The television host, who died last week at 67, was supremely alive, somebody you could not imagine dying. If you could imagine it, you'd have to come to the grim conclusion that you were a goner too.
Howser was the creative and physical force behind a number of programs on public television -- "California's Gold," "VIDEOLOG," "California's Green," "Downtown," "Road Trip" and "Visiting" -- that had him traveling California with a hand-held microphone and a cameraman so as not to intimidate the people he was interviewing. No town was too small, no story too insignificant and no person too anonymous.
The news that Huell Howser had come to Bakersfield that day to tour Dewar's swept through town like a benevolent tsunami. We might as well have been receiving a blessing from the Pope. We were not used to visitors like Huell Howser, here ostensibly to do what he did everywhere else -- praise rather than bury us.
Normally when out-of-towners of some stature come to report on Bakersfield, the story might contain the word "hardscrabble" and reference our awkwardness, backwardness or just plain lack of couth (and, yes, we can be thin-skinned).
I met Howser at Dewar's and the ice cream shop's employees seemed as excited as the rest of us. The Tennessee-born Howser was a rock star. Count us as Bakersfield groupies.
Howser marveled. He marveled, he cooed, he complimented and he swept through Dewar's, ending up in the back room, where Rosie Anderson Dewar was hand-dipping cherry cordials.
Although Rosie was George Dewar's aunt, this was not a woman who sought the limelight. She was content to show up every day, walk quietly to her perch far from the madding crowds and hand-dip the chocolate-covered cherry cordials, a skill she had learned from her father in 1951 and continued to perform until her retirement in 2007.
Howser treated Rosie as if she were a star. He fussed over her, marveled at her craft and after tasting a cherry cordial, he declared the candy sublime.
It wasn't just journalism, it was love. He loved on that woman like he had probably loved on hundreds of interview subjects before her.
The stars have their publicists. Their work and every move is covered in newspapers, magazines and the electronic media. However, people like Rosie Dewar, who worked diligently hand-dipping chocolates in a small candy shop (albeit an incredibly successful candy shop), could never reasonably expect to see a microphone and the back light of a film crew if not for people like Howser.
There was nothing condescending about the way Howser did it. He wasn't a phony. Howser thought that what his interview subjects did was important and that viewers should know about it.

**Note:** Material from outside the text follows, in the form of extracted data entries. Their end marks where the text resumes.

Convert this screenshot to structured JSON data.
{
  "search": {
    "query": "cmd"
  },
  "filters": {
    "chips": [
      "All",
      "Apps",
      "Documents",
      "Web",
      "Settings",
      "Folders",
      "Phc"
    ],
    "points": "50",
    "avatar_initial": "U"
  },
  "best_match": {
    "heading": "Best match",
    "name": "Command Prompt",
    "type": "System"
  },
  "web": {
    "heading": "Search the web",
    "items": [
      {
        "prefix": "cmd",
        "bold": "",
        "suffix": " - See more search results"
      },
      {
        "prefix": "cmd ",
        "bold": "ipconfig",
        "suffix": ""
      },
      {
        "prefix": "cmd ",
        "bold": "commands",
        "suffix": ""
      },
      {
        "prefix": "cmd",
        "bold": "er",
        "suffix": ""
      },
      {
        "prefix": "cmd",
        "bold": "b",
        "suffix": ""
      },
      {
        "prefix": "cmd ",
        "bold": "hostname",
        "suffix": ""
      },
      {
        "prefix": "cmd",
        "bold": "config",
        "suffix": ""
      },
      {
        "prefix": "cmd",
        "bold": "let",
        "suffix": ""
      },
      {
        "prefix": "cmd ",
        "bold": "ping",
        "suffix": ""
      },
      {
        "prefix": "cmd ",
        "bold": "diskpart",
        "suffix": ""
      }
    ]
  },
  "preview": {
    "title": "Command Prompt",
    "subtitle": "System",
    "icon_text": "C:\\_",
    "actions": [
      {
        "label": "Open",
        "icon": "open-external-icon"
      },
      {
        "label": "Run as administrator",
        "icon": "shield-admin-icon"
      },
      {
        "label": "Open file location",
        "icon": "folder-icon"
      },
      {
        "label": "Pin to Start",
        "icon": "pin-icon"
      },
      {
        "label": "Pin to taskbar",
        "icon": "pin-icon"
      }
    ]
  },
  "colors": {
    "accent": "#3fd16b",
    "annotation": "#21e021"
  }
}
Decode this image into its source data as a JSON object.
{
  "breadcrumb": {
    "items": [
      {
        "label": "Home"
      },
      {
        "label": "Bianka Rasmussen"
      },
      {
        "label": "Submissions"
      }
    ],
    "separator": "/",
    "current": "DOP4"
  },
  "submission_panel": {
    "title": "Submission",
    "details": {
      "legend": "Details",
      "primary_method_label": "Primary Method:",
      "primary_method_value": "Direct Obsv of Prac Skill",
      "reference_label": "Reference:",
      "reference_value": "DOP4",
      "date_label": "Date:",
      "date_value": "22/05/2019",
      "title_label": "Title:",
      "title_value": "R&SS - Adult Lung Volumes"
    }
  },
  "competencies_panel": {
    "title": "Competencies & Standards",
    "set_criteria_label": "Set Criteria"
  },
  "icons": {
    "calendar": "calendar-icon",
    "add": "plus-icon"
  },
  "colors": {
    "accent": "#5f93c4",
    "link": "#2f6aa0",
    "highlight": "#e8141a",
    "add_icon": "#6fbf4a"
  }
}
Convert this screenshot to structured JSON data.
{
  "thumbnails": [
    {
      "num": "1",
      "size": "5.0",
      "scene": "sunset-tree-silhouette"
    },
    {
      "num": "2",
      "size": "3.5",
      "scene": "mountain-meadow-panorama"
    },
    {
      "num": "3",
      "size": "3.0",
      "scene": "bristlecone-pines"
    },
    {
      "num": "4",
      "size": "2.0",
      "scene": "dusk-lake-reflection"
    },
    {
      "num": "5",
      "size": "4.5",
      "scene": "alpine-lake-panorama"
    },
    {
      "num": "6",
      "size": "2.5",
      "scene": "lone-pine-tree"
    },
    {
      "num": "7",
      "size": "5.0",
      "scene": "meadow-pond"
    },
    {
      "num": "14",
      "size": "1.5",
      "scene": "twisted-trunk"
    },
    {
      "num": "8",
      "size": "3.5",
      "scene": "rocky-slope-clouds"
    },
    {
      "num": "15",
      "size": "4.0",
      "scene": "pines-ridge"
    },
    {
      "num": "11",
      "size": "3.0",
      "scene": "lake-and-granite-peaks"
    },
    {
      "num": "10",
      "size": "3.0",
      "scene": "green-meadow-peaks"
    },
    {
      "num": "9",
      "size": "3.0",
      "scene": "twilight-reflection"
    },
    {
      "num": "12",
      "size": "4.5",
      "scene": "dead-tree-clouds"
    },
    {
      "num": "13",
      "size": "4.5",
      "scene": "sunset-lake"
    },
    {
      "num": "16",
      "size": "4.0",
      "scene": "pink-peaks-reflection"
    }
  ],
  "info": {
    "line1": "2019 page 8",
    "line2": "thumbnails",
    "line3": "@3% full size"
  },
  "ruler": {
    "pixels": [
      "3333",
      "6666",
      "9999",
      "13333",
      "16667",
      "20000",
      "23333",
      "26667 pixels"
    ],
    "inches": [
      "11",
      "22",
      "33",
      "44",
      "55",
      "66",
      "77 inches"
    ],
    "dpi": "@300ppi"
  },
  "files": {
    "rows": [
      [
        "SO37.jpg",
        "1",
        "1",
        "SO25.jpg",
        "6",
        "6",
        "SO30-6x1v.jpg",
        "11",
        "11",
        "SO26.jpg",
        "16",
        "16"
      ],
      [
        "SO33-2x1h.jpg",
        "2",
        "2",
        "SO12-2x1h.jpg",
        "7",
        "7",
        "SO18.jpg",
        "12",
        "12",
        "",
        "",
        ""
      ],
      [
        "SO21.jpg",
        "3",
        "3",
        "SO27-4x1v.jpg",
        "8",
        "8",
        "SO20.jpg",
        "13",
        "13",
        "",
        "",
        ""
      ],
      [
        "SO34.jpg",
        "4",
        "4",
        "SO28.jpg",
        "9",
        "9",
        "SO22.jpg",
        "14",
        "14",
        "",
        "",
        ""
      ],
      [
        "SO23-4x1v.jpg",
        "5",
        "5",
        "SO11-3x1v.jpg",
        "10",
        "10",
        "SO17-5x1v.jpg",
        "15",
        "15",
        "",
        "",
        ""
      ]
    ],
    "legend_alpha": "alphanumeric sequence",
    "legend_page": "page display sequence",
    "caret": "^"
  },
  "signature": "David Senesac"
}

Like Studs Terkel, Howser understood the value and sanctity of work and he celebrated that with that healthy, fresh-out-of-the water, just-from-the-weight room look.
After touring Dewar's, Howser walked into the parking lot with Heather and George Dewar. Their next stop was Luigi's for lunch. As he was getting into the car, Howser stopped and shook his head.
"I forgot to say goodbye to Rosie," Howser said.
With that, he walked back in, made his way through the labyrinth of rooms and said goodbye. That's what made Howser California gold.